Gemilerle ilgili çok yaygın bir soru, yerdeki bir otomobil veya uçaklar gibi durmak için fren yapıp yapamayacaklarıdır. Bu yazımızda gemilerde neden fren bulunmadığını ve durmak için nasıl bir sistem kullandıklarını cevapladık.
24.04.2021 tarihli yazı 10472 kez okunmuştur.
Gemilerde neden fren bulunmadığını anlamak için önce bir frenin nasıl çalıştığını bilmek gerekiyor. Bir frenin çalışma prensibi, tekerleğin temas halinde olduğu yüzeye göre tekerleğin dönme hareketini durdurmak için tekerlek ile sabit bir gövde (genellikle fren pabucu) arasında sürtünme yaratmasıdır.
Şekil 1: Örnek bir yük gemisi
► İlginizi çekebilir: Tren Fren Sistemleri Nelerdir ve Nasıl Çalışırlar?
► İlginizi çekebilir: Tren Fren Sistemleri Nelerdir ve Nasıl Çalışırlar?
Bu kavramı hareket eden bir gemiye uyarlayın; bir geminin kıç tarafında bulunan bir pervane ile kendisini suda ittiği gerçeği göz önüne alındığında, geminin tekerleğinin olmadığı ortadır.

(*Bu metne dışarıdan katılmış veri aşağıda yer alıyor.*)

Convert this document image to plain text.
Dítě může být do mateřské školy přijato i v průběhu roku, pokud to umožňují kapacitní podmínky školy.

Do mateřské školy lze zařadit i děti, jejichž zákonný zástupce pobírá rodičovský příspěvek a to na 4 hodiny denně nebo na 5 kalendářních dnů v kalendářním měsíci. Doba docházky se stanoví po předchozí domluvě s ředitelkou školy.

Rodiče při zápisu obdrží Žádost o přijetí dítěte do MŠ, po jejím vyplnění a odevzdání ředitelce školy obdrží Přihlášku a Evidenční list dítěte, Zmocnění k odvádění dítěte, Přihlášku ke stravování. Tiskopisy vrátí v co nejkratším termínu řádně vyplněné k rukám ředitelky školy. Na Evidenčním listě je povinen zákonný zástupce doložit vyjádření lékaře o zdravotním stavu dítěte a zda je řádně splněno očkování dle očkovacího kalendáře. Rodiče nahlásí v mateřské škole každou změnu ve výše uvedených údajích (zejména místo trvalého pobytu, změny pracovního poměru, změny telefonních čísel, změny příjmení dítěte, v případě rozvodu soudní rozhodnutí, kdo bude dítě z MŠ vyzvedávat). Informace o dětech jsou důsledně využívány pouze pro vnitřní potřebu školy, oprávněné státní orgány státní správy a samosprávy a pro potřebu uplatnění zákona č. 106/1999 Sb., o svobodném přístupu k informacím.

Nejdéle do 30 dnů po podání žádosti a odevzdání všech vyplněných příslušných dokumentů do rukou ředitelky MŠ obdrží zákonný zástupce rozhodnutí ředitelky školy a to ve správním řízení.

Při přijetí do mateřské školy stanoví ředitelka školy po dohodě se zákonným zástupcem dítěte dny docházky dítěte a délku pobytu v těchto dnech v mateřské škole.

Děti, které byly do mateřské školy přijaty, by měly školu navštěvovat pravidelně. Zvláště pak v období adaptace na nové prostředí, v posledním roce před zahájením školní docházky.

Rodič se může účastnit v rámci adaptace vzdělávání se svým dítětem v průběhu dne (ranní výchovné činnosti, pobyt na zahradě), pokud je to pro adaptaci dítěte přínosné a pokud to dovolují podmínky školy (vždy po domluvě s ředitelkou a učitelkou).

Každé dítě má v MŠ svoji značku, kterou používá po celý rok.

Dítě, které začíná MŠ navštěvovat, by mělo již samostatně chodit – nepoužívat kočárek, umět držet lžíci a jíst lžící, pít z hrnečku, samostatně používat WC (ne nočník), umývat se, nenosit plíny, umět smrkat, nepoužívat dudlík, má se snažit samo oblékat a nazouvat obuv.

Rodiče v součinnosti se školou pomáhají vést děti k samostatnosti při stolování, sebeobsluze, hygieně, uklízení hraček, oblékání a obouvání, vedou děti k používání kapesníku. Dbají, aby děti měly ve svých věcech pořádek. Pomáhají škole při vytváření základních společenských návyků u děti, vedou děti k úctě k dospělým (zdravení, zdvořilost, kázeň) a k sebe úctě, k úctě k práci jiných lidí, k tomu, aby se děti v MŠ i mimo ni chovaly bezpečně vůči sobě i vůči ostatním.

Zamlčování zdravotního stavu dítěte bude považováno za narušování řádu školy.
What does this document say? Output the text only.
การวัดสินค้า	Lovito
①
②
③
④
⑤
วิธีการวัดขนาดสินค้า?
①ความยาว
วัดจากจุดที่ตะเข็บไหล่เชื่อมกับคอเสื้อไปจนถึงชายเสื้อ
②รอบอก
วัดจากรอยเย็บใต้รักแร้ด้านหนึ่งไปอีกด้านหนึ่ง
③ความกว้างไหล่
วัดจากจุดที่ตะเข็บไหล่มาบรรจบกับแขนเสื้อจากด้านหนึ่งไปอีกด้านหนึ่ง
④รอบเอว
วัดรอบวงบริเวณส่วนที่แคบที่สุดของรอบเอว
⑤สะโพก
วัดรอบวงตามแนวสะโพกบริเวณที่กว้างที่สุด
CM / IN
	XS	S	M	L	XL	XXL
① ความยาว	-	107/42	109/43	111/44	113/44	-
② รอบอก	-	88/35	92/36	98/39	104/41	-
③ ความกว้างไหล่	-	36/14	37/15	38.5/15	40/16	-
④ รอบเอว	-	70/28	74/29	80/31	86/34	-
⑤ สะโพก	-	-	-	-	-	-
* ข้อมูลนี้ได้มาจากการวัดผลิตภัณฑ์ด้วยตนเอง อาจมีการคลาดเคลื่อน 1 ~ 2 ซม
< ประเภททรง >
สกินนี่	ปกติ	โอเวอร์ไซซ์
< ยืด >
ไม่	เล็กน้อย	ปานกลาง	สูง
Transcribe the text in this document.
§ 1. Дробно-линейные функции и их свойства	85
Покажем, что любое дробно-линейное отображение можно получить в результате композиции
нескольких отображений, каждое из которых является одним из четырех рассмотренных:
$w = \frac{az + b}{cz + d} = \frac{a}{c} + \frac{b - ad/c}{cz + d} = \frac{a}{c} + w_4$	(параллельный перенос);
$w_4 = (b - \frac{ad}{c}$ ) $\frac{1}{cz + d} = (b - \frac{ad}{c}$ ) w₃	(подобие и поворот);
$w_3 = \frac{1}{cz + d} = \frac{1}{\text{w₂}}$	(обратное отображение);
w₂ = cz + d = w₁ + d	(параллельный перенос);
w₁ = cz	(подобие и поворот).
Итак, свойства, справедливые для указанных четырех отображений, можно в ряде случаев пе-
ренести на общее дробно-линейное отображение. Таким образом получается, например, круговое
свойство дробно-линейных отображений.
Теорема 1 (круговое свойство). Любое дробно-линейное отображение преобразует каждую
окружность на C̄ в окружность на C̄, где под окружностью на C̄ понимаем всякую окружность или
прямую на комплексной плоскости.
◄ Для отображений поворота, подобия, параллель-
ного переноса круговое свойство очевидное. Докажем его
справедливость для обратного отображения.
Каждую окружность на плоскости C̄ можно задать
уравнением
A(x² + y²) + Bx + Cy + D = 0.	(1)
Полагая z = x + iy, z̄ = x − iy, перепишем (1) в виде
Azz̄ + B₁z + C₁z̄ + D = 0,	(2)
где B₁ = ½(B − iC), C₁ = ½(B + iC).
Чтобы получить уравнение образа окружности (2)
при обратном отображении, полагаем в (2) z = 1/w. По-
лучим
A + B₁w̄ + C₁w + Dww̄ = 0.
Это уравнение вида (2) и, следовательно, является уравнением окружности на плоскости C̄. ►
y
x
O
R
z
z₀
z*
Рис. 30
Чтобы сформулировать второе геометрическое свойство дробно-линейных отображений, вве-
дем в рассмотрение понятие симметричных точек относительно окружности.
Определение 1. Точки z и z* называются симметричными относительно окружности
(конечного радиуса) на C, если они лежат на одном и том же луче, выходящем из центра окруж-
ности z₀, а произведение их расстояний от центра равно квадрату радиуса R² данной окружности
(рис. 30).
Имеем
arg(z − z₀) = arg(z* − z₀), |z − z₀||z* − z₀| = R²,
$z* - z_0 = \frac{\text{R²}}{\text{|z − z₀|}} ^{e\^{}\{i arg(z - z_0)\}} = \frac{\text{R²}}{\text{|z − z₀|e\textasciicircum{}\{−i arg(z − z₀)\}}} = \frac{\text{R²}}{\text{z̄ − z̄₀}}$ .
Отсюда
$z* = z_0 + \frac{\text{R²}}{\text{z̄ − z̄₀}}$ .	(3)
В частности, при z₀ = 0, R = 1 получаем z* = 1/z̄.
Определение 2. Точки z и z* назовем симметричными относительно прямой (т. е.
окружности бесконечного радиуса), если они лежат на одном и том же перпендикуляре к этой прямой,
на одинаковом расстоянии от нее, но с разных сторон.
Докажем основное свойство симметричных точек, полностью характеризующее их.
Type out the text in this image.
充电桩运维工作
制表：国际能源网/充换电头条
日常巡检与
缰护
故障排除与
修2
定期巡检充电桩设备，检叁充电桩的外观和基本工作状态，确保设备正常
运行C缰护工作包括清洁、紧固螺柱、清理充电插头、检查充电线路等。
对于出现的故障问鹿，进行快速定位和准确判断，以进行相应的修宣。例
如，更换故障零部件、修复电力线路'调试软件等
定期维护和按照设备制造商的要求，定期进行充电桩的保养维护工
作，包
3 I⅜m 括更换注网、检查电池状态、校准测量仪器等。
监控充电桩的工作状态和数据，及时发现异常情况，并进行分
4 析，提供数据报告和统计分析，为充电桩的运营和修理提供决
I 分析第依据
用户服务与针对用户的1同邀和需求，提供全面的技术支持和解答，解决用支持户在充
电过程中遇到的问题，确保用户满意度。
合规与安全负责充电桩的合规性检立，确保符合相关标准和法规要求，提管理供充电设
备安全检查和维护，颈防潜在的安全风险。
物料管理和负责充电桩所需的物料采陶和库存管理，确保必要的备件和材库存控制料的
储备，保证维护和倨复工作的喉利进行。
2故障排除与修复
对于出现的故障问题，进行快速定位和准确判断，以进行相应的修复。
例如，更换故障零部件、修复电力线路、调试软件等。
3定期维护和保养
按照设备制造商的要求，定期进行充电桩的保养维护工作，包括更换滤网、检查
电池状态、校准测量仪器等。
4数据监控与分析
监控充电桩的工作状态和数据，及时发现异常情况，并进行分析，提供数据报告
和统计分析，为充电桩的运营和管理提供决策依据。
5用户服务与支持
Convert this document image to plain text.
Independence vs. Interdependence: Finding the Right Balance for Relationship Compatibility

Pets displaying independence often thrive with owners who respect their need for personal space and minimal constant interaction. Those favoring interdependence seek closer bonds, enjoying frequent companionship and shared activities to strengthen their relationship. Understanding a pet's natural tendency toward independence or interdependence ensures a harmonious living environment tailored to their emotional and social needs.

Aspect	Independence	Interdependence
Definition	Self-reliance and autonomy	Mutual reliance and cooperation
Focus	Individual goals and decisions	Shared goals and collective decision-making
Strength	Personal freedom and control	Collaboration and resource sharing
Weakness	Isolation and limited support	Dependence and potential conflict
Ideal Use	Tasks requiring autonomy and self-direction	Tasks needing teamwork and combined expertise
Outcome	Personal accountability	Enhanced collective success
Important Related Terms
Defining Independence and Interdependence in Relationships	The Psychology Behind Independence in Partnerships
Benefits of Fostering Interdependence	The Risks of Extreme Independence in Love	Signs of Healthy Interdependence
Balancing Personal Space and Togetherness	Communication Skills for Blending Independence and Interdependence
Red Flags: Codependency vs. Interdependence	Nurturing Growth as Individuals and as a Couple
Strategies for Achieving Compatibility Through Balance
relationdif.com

Pervane döndüğünde, gemiyi ileri yönde iten bir itme kuvveti oluşturur. Burada dikkat edilmesi gereken en hayati nokta, geminin gövdesinin akışkan bir ortamda hareket etmesi ve bu nedenle, su ortamının kesme eğilimi göz önüne alındığında, gemiyi anında durdurmanın mümkün olmamasıdır.
Bu nedenle; bir gemi frenlenebilir, ancak geleneksel bir fren sistemi kullanılarak değil. İstasyonu frenlemek ve sürdürmek için bazen ayrı ayrı uygulanan ve bazen birbiriyle birleştirilen çeşitli yöntemler kullanır.
Bir gemi suda hareket ettiğinde, batmış gövde yüzeyi ve tekne ile temas halindeki su parçacıkları arasında oluşan viskoz bir sürüklenme meydana gelir. Bu sürükleme, suyun viskozitesine bağlı olarak oluşur ve geminin ıslanan yüzey alanıyla doğru orantılıdır ve geminin hızının karesine göre değişir.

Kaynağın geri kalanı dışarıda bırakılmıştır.